You capture me with your detail Robin! I’m pulled into the story. Thanks for writing!
Thank you, Parker! That’s what we (authors!) love to hear!
Great story, could smell the smoke, and got caught up in the events and the desperation of “Dog” in his search for the antidote – loved it!
Good! Thanks! Wouldn’t it be awful to have language become a matter of life or death??
Sherakai is one of my favorites people.. I loved hearing more of his story. There is only one problem, it was over too soon. I will never tire of his story. You are an amazing story teller. Because of you, Sherakai is someone I care about, who is alive and lives in my heart. When that happens I know I’m not just reading another book by some author. Instead, through the magic of a true story teller, I have been transported to a place where the life and experiences of what happens there live inside me for all time. Thank you for sharing your magic with me.
You sure know how to make my day! ? I am so glad to hear that Sherakai has become a “real” person for you. That means a lot! Also, it gets me really excited to get back to his story!
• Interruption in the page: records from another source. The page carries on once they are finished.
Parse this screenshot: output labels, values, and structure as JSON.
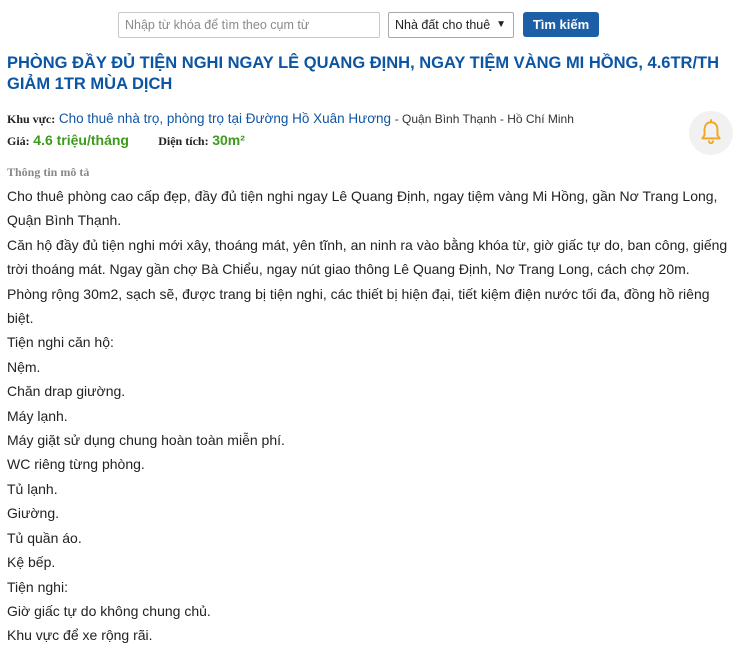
{
  "search": {
    "placeholder": "Nhập từ khóa để tìm theo cụm từ",
    "category_selected": "Nhà đất cho thuê",
    "button_label": "Tìm kiếm"
  },
  "listing": {
    "title": "PHÒNG ĐẦY ĐỦ TIỆN NGHI NGAY LÊ QUANG ĐỊNH, NGAY TIỆM VÀNG MI HỒNG, 4.6TR/TH GIẢM 1TR MÙA DỊCH",
    "area_label": "Khu vực:",
    "area_link": "Cho thuê nhà trọ, phòng trọ tại Đường Hồ Xuân Hương",
    "area_rest": "- Quận Bình Thạnh - Hồ Chí Minh",
    "price_label": "Giá:",
    "price_value": "4.6 triệu/tháng",
    "size_label": "Diện tích:",
    "size_value": "30m²",
    "section_label": "Thông tin mô tả",
    "description": [
      "Cho thuê phòng cao cấp đẹp, đầy đủ tiện nghi ngay Lê Quang Định, ngay tiệm vàng Mi Hồng, gần Nơ Trang Long, Quận Bình Thạnh.",
      "Căn hộ đầy đủ tiện nghi mới xây, thoáng mát, yên tĩnh, an ninh ra vào bằng khóa từ, giờ giấc tự do, ban công, giếng trời thoáng mát. Ngay gần chợ Bà Chiểu, ngay nút giao thông Lê Quang Định, Nơ Trang Long, cách chợ 20m.",
      "Phòng rộng 30m2, sạch sẽ, được trang bị tiện nghi, các thiết bị hiện đại, tiết kiệm điện nước tối đa, đồng hồ riêng biệt.",
      "Tiện nghi căn hộ:",
      "Nệm.",
      "Chăn drap giường.",
      "Máy lạnh.",
      "Máy giặt sử dụng chung hoàn toàn miễn phí.",
      "WC riêng từng phòng.",
      "Tủ lạnh.",
      "Giường.",
      "Tủ quần áo.",
      "Kệ bếp.",
      "Tiện nghi:",
      "Giờ giấc tự do không chung chủ.",
      "Khu vực để xe rộng rãi."
    ]
  },
  "colors": {
    "title": "#0b55a3",
    "button": "#1d5fa6",
    "price": "#3d9a1c",
    "bell": "#f5a623"
  },
  "icons": {
    "bell": "bell-icon",
    "dropdown": "chevron-down-icon"
  }
}
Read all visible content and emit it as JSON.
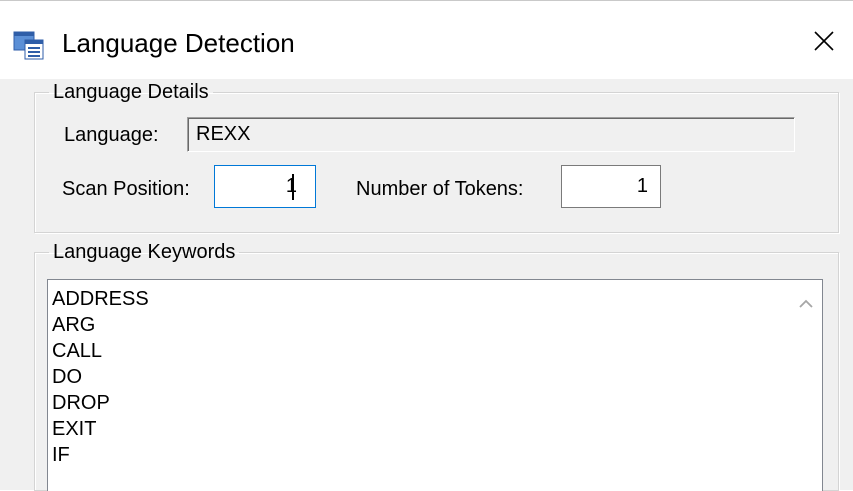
{
  "window": {
    "title": "Language Detection",
    "icon": "application-window-icon",
    "close": "close-icon"
  },
  "details": {
    "legend": "Language Details",
    "language_label": "Language:",
    "language_value": "REXX",
    "scan_label": "Scan Position:",
    "scan_value": "1",
    "tokens_label": "Number of Tokens:",
    "tokens_value": "1"
  },
  "keywords": {
    "legend": "Language Keywords",
    "items": [
      "ADDRESS",
      "ARG",
      "CALL",
      "DO",
      "DROP",
      "EXIT",
      "IF"
    ]
  },
  "colors": {
    "focus_border": "#0078d7",
    "dialog_bg": "#f0f0f0"
  }
}
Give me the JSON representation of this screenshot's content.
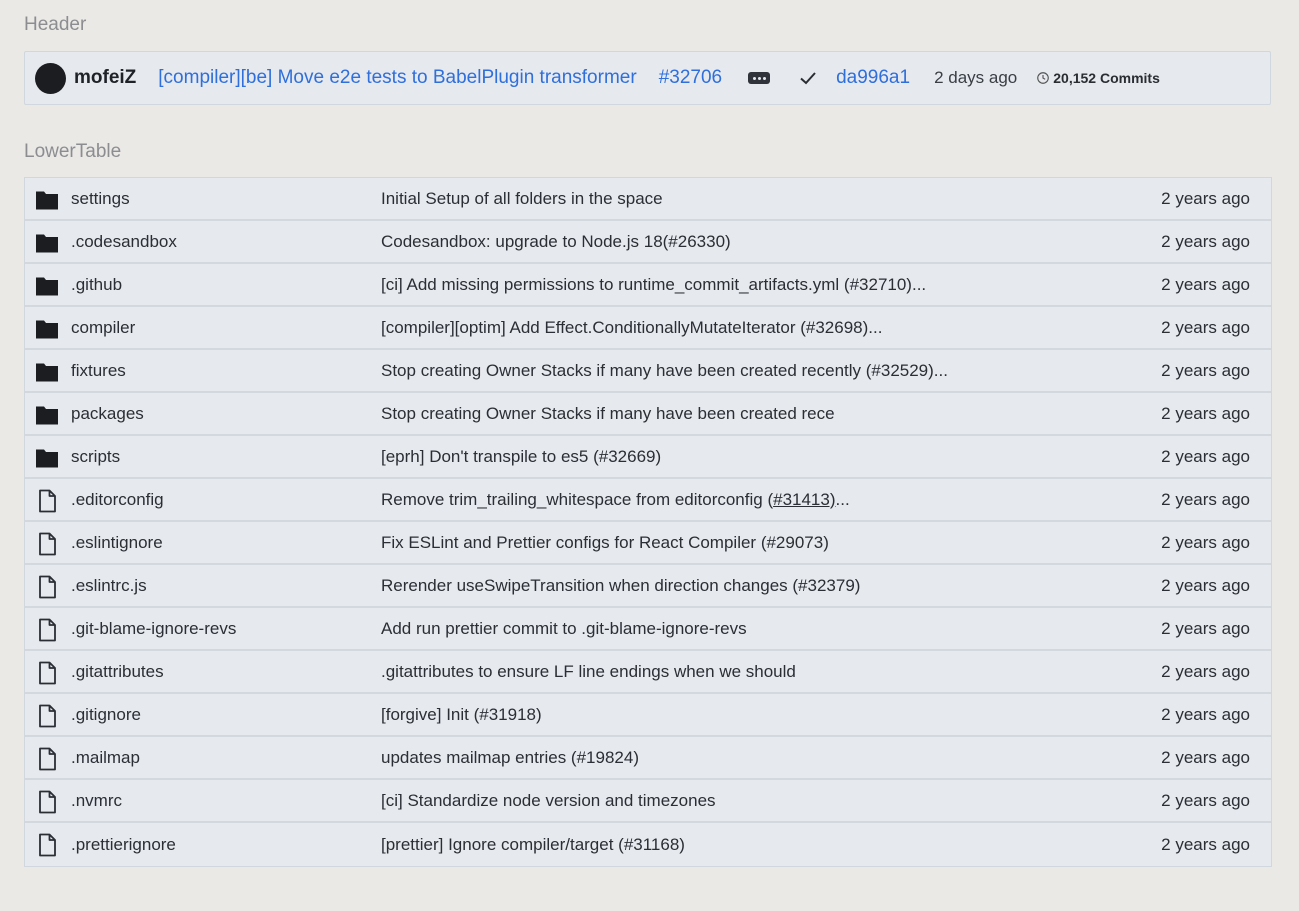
{
  "sections": {
    "header": "Header",
    "lower_table": "LowerTable"
  },
  "header": {
    "author": "mofeiZ",
    "commit_message": "[compiler][be] Move e2e tests to BabelPlugin transformer",
    "pr_number": "#32706",
    "commit_sha": "da996a1",
    "time_ago": "2 days ago",
    "commits_count": "20,152 Commits"
  },
  "rows": [
    {
      "type": "folder",
      "name": "settings",
      "message": "Initial Setup of all folders in the space",
      "age": "2 years ago"
    },
    {
      "type": "folder",
      "name": ".codesandbox",
      "message": " Codesandbox: upgrade to Node.js 18(#26330)",
      "age": "2 years ago"
    },
    {
      "type": "folder",
      "name": ".github",
      "message": "[ci] Add missing permissions to runtime_commit_artifacts.yml (#32710)...",
      "age": "2 years ago"
    },
    {
      "type": "folder",
      "name": "compiler",
      "message": "[compiler][optim] Add Effect.ConditionallyMutateIterator (#32698)...",
      "age": "2 years ago"
    },
    {
      "type": "folder",
      "name": "fixtures",
      "message": "Stop creating Owner Stacks if many have been created recently (#32529)...",
      "age": "2 years ago"
    },
    {
      "type": "folder",
      "name": "packages",
      "message": "Stop creating Owner Stacks if many have been created rece",
      "age": "2 years ago"
    },
    {
      "type": "folder",
      "name": "scripts",
      "message": "[eprh] Don't transpile to es5 (#32669)",
      "age": "2 years ago"
    },
    {
      "type": "file",
      "name": ".editorconfig",
      "message_parts": [
        "Remove trim_trailing_whitespace from editorconfig (",
        "#31413)",
        "..."
      ],
      "age": "2 years ago"
    },
    {
      "type": "file",
      "name": ".eslintignore",
      "message": "Fix ESLint and Prettier configs for React Compiler (#29073)",
      "age": "2 years ago"
    },
    {
      "type": "file",
      "name": ".eslintrc.js",
      "message": "Rerender useSwipeTransition when direction changes (#32379)",
      "age": "2 years ago"
    },
    {
      "type": "file",
      "name": ".git-blame-ignore-revs",
      "message": "Add run prettier commit to .git-blame-ignore-revs",
      "age": "2 years ago"
    },
    {
      "type": "file",
      "name": ".gitattributes",
      "message": " .gitattributes to ensure LF line endings when we should",
      "age": "2 years ago"
    },
    {
      "type": "file",
      "name": ".gitignore",
      "message": "[forgive] Init (#31918)",
      "age": "2 years ago"
    },
    {
      "type": "file",
      "name": ".mailmap",
      "message": "updates mailmap entries (#19824)",
      "age": "2 years ago"
    },
    {
      "type": "file",
      "name": ".nvmrc",
      "message": "[ci] Standardize node version and timezones",
      "age": "2 years ago"
    },
    {
      "type": "file",
      "name": ".prettierignore",
      "message": "[prettier] Ignore compiler/target (#31168)",
      "age": "2 years ago"
    }
  ],
  "icons": {
    "folder": "folder-icon",
    "file": "file-icon",
    "check": "check-icon",
    "history": "history-icon",
    "more": "ellipsis-icon"
  }
}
I love the latest short story, the depth even though so short pulled me into the tale immediately. I love the character of dog.
Thanks so much. I have SUCH a hard time with “short”! Dog/Sherakai is definitely my favorite character. I can’t wait to get back to his stories!
I don’t need to tell you that I love Kai. (Prompted me to write my own short–which may be a vision. I’ll share that with you later. ;D) I came back here and re-read this gem because of your most recent newsletter about Crow (a newsletter which I curiously received two copies of with different titles same newsletter!). I like Crow, but Kai will always be my favorite and this glimpse into those years wandering is exactly why.
Love it, love you!
Thank you, my friend. Your words mean a lot to me—they always do. I’m looking forward to reading your story!